John has been asking me for every weekend now that he got a hard copy of his orders. I said no of course because I'm not ok with him playing house with his girl friend, her kids and our kids. When we did our settlement meeting I wasn't ok with the number of days he was given because I felt and still feel that all those times he could have been home spending time with his children while he lived with them he was out doing something else. It doesn't matter if he was working some days or out at some girls house (which is becoming more and more of a possibility now that things are surfacing). I have a hard time believing that when we were married he had to work from 7am-10pm every day but now that we don't live together he gets off work by 4 most days! To me that just screams, taking time away from your family to be with someone else. And I don't necessarily mean a woman when I say someone else!
On Monday I got a call from John informing me that he would be taking the kids for the next 11 days, thus giving him nearly 3 weeks out of this month. I knew it wasn't because he wanted to spend time with them but because he wanted to find a way to get as many weekends in a row as he could. I know this because if he wanted to be spending time with the kids he would be taking the two hours a week he requested in our settlement meeting instead of blowing us off every time I make an effort to give him the time with the kids. All of the heartache and hassle that is coming along with everything isn't worth it. And it makes me feel stupid that I got to this point in my life and never did anything about it when I first knew it wasn't right anymore.

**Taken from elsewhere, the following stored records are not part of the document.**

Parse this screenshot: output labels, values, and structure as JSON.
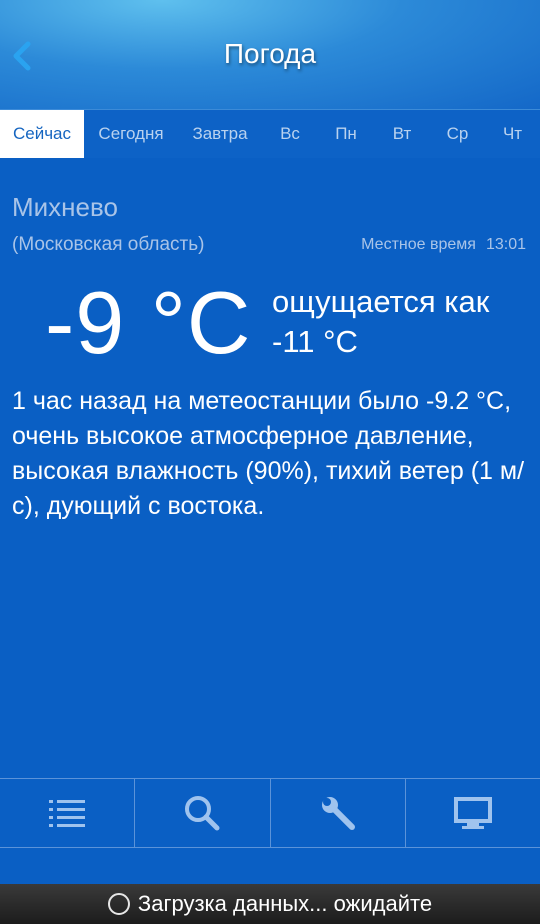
{
  "header": {
    "title": "Погода",
    "back_icon": "chevron-left-icon"
  },
  "tabs": [
    {
      "label": "Сейчас",
      "active": true
    },
    {
      "label": "Сегодня",
      "active": false
    },
    {
      "label": "Завтра",
      "active": false
    },
    {
      "label": "Вс",
      "active": false
    },
    {
      "label": "Пн",
      "active": false
    },
    {
      "label": "Вт",
      "active": false
    },
    {
      "label": "Ср",
      "active": false
    },
    {
      "label": "Чт",
      "active": false
    }
  ],
  "weather": {
    "city": "Михнево",
    "region": "(Московская область)",
    "local_time_label": "Местное время",
    "local_time": "13:01",
    "temperature": "-9 °C",
    "feels_label": "ощущается как",
    "feels_value": "-11 °C",
    "description": "1 час назад на метеостанции было -9.2 °C, очень высокое атмосферное давление, высокая влажность (90%), тихий ветер (1 м/с), дующий с востока."
  },
  "toolbar": {
    "items": [
      {
        "icon": "list-icon"
      },
      {
        "icon": "search-icon"
      },
      {
        "icon": "wrench-icon"
      },
      {
        "icon": "monitor-icon"
      }
    ]
  },
  "status": {
    "text": "Загрузка данных... ожидайте"
  },
  "colors": {
    "background": "#0a5fc4",
    "tab_active_bg": "#ffffff",
    "tab_active_text": "#1565c0",
    "accent_back": "#2aa3f0"
  }
}
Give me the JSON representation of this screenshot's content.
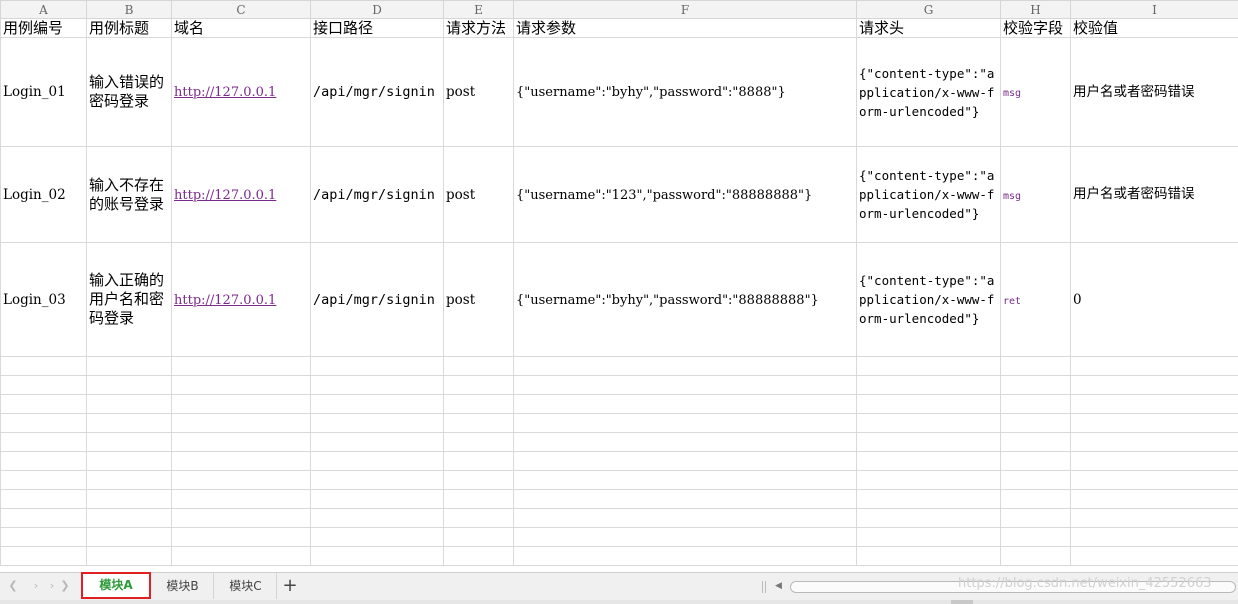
{
  "columns": [
    "A",
    "B",
    "C",
    "D",
    "E",
    "F",
    "G",
    "H",
    "I"
  ],
  "headers": [
    "用例编号",
    "用例标题",
    "域名",
    "接口路径",
    "请求方法",
    "请求参数",
    "请求头",
    "校验字段",
    "校验值"
  ],
  "rows": [
    {
      "id": "Login_01",
      "title": "输入错误的密码登录",
      "domain": "http://127.0.0.1",
      "path": "/api/mgr/signin",
      "method": "post",
      "params": "{\"username\":\"byhy\",\"password\":\"8888\"}",
      "headers": "{\"content-type\":\"application/x-www-form-urlencoded\"}",
      "field": "msg",
      "expected": "用户名或者密码错误"
    },
    {
      "id": "Login_02",
      "title": "输入不存在的账号登录",
      "domain": "http://127.0.0.1",
      "path": "/api/mgr/signin",
      "method": "post",
      "params": "{\"username\":\"123\",\"password\":\"88888888\"}",
      "headers": "{\"content-type\":\"application/x-www-form-urlencoded\"}",
      "field": "msg",
      "expected": "用户名或者密码错误"
    },
    {
      "id": "Login_03",
      "title": "输入正确的用户名和密码登录",
      "domain": "http://127.0.0.1",
      "path": "/api/mgr/signin",
      "method": "post",
      "params": "{\"username\":\"byhy\",\"password\":\"88888888\"}",
      "headers": "{\"content-type\":\"application/x-www-form-urlencoded\"}",
      "field": "ret",
      "expected": "0"
    }
  ],
  "sheet_tabs": {
    "active": "模块A",
    "tab_b": "模块B",
    "tab_c": "模块C",
    "add": "+"
  },
  "nav_icons": [
    "first-sheet-icon",
    "prev-sheet-icon",
    "next-sheet-icon",
    "last-sheet-icon"
  ],
  "watermark": "https://blog.csdn.net/weixin_42552663",
  "colors": {
    "active_tab_text": "#2e9b3a",
    "active_tab_border": "#e02020",
    "link": "#7a2a8a"
  }
}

I feel so blessed to have had my two children, even if their other parent is less than ideal in my eyes. They are the only way I can justify everything I did throughout my relationship. That if I hadn't stayed I wouldn't have both my babies. And I couldn't live without either of them! I'm amazed every day at how they learn, grow and interact with not only each other but with everyone in their lives. My attorney once told me at the beginning of this that I had wonderful children. And once I had expressed to her that I wanted John to still be a major part of their lives she said again that I have wonderful children and that's because they have good parents. John had never really done much by way of parenting since our kids were born, he never helped much in the middle of the night, he never had even spent an entire day alone with one of them let alone both of them. And still to this day hasn't done such things. But that doesn't mean he isn't a decent parent......I'm not sure that my saying that is just to convince myself that I should think that or not. I know that at this point in our situation and in my life that he hasn't proven himself to be anything other than selfish. And that you can't be selfish and be a great parent! The unofficial description of a great parent is someone who sacrifices everything for the sake of their children. Someone who does the right thing for their kids first and thinks of themselves last. Someone who would find a way to move mountains even though they are solid parts of earth. Someone who teaches their children strength, endurance, good habits, good morals and helps their children find a way to be the best they can be at all times! Selfish doesn't fit into the description of a great parent because being a parent is a selfless act!